# Validating a JWT
[`JwtValidator`](crate::jwt::validator::JwtValidator) verifies a compact JWS and
checks the registered claims in one call: it confirms the signature with a
[`JwsVerifier`](crate::crypto::verifier::JwsVerifier), enforces the temporal
claims (`exp`/`nbf`/`iat`), and applies whatever per-claim policy you configure
for `iss`/`sub`/`aud`/`typ`. On success it returns a
[`ValidatedJwt`](crate::jwt::validator::ValidatedJwt) carrying the claims,
deserialized into a type of your choosing.
This guide covers the claim policy; for where the
[`JwsVerifier`](crate::crypto::verifier::JwsVerifier) itself comes from — wiring
the default JWKS-backed stack or swapping it — see [configuring JWT
verification](crate::_docs::guide::configuring_jwt_verification).
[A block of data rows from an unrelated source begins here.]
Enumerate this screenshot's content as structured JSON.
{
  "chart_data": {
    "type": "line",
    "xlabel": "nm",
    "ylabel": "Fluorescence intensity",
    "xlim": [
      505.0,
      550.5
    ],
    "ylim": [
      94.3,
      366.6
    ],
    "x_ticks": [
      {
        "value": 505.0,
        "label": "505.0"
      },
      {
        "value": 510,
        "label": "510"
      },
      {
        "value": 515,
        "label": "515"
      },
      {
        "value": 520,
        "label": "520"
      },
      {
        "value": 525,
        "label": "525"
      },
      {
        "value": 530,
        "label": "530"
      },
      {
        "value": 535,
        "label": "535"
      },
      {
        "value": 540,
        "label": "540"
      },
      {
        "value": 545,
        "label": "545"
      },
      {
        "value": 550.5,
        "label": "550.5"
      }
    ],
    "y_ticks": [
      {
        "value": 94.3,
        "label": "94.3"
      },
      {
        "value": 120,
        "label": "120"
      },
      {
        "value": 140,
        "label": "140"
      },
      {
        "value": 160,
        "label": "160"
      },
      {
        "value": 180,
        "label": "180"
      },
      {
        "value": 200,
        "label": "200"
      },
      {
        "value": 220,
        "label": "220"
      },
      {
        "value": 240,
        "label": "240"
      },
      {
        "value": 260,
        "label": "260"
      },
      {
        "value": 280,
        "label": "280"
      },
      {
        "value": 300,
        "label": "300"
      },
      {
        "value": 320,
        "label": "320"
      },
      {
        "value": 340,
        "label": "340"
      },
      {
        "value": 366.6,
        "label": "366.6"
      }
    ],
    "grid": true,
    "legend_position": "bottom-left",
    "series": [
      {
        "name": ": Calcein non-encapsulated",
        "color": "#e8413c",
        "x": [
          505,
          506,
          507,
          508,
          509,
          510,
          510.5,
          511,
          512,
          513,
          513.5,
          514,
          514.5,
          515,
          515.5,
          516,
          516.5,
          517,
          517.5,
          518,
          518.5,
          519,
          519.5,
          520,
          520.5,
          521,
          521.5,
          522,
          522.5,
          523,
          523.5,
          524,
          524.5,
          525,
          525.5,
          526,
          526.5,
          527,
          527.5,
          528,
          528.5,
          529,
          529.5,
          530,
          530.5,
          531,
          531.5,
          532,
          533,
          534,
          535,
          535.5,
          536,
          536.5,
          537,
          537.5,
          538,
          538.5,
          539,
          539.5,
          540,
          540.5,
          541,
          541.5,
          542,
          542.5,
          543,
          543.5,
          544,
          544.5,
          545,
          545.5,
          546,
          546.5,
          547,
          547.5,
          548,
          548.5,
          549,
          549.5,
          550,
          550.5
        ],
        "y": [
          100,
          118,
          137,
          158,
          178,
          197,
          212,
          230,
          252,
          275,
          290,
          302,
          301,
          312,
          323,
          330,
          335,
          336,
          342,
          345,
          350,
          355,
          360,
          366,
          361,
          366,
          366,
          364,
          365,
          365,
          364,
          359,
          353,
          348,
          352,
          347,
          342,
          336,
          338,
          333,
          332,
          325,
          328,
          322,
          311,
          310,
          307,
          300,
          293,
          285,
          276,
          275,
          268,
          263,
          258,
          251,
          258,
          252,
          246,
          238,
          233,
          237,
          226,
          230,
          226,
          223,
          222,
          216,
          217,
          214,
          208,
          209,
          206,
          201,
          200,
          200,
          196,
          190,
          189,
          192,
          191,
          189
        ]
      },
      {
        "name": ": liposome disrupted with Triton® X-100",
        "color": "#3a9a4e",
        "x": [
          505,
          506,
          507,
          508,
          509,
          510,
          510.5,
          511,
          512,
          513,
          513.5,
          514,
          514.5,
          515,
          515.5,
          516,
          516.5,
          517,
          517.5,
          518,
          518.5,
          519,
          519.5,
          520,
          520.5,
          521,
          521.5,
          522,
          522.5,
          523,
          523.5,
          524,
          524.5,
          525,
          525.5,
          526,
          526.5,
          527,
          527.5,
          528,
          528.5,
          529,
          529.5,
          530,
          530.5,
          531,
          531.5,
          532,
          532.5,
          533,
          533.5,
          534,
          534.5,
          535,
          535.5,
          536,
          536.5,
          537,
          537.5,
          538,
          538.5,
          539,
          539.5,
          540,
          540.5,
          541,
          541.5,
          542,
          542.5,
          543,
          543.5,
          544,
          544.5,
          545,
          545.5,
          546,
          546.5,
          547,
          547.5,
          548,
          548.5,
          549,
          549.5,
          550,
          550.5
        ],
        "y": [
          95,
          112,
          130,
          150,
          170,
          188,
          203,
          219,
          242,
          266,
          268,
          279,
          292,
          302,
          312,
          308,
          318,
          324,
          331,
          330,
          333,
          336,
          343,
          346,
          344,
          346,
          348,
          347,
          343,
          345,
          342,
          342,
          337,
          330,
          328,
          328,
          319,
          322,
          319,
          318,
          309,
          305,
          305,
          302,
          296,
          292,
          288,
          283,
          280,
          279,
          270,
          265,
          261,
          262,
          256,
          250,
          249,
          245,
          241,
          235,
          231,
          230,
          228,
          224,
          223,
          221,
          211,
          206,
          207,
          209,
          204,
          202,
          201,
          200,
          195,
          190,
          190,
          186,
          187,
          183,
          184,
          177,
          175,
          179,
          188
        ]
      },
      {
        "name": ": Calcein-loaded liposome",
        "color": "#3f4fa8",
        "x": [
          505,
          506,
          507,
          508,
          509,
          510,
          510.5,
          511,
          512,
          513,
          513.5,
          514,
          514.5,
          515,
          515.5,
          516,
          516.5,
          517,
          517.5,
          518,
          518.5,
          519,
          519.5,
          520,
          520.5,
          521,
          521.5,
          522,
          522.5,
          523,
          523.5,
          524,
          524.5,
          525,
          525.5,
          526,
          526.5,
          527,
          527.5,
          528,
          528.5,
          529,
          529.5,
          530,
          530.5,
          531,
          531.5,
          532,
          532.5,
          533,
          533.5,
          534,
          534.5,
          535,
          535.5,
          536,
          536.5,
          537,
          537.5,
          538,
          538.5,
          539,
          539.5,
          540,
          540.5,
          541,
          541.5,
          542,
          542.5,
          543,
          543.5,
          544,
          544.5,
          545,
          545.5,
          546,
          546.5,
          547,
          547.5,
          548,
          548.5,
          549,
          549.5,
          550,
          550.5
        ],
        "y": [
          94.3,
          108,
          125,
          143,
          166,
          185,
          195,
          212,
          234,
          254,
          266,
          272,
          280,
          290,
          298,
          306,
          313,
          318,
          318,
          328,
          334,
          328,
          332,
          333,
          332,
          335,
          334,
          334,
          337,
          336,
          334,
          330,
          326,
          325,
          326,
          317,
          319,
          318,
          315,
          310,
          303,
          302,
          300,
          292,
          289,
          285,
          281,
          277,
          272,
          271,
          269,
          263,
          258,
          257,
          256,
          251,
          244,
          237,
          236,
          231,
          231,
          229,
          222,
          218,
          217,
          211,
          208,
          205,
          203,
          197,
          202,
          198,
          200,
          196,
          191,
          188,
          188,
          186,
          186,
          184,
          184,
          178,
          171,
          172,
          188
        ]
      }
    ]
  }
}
Build a validator with the [builder](crate::jwt::validator::JwtValidator::builder),
then call [`validate`](crate::jwt::validator::JwtValidator::validate):
```rust
# use std::sync::Arc;
# use huskarl_core::crypto::{
# KeyMatchStrength,
# verifier::{JwsVerifier, KeyMatch, VerifyError},
# };
# use huskarl_core::platform::MaybeSendBoxFuture;
# // Stand-in for the verifier your crypto backend (or a JWKS source) provides.
# #[derive(Debug)]
# struct BackendVerifier;
# impl JwsVerifier for BackendVerifier {
# fn key_match(&self, _m: &KeyMatch<'_>) -> Option<KeyMatchStrength> {
# Some(KeyMatchStrength::ByAlgorithm)
# }
# fn verify<'a>(
# &'a self,
# _input: &'a [u8],
# _signature: &'a [u8],
# _key_match: &'a KeyMatch<'a>,
# ) -> MaybeSendBoxFuture<'a, Result<(), VerifyError>> {
# Box::pin(async move { Ok(()) })
# }
# }
use huskarl_core::jwt::validator::{ClaimCheck, JwtValidator};
use serde::Deserialize;
#[derive(Clone, Deserialize)]
struct Claims {
scope: String,
}
# async fn example(verifier: BackendVerifier, token: &str) -> Result<(), Box<dyn std::error::Error>> {
let validator = JwtValidator::builder()
.verifier(verifier)
.iss(ClaimCheck::required_value("https://issuer.example"))
.aud(ClaimCheck::require_any(["https://api.example"]))
.require_exp(true)
.allowed_algorithms(["ES256".to_string(), "RS256".to_string()])
.build();
let validated = validator.validate::<Claims>(token).await?;
println!("scope: {}", validated.claims.scope);
# Ok(())
# }
```
## Claim policy
Each of `iss`, `sub`, `aud`, and `typ` takes a [`ClaimCheck`](crate::jwt::validator::ClaimCheck):
- [`required_value`](crate::jwt::validator::ClaimCheck::required_value) — the
claim must be present and equal this value.
- [`require_any`](crate::jwt::validator::ClaimCheck::require_any) — present and
one of these values (the usual choice for `aud`).
- [`if_present`](crate::jwt::validator::ClaimCheck::if_present) — checked only
when the claim is present.
- [`present`](crate::jwt::validator::ClaimCheck::present) — must be present, any
value. The default is no check.
## Safe defaults
`exp` is **not** required by default — a validly-signed token with no expiry is
accepted. Call `require_exp(true)` unless non-expiring tokens are intentional.
Restrict accepted algorithms with `allowed_algorithms` to pin an allowlist;
regardless, the `none` algorithm is always rejected. To reject replayed tokens,
supply a [`JtiUniquenessChecker`](crate::jwt::JtiUniquenessChecker) via
`jti_checker`, and set `clock_leeway` to tolerate small clock skew.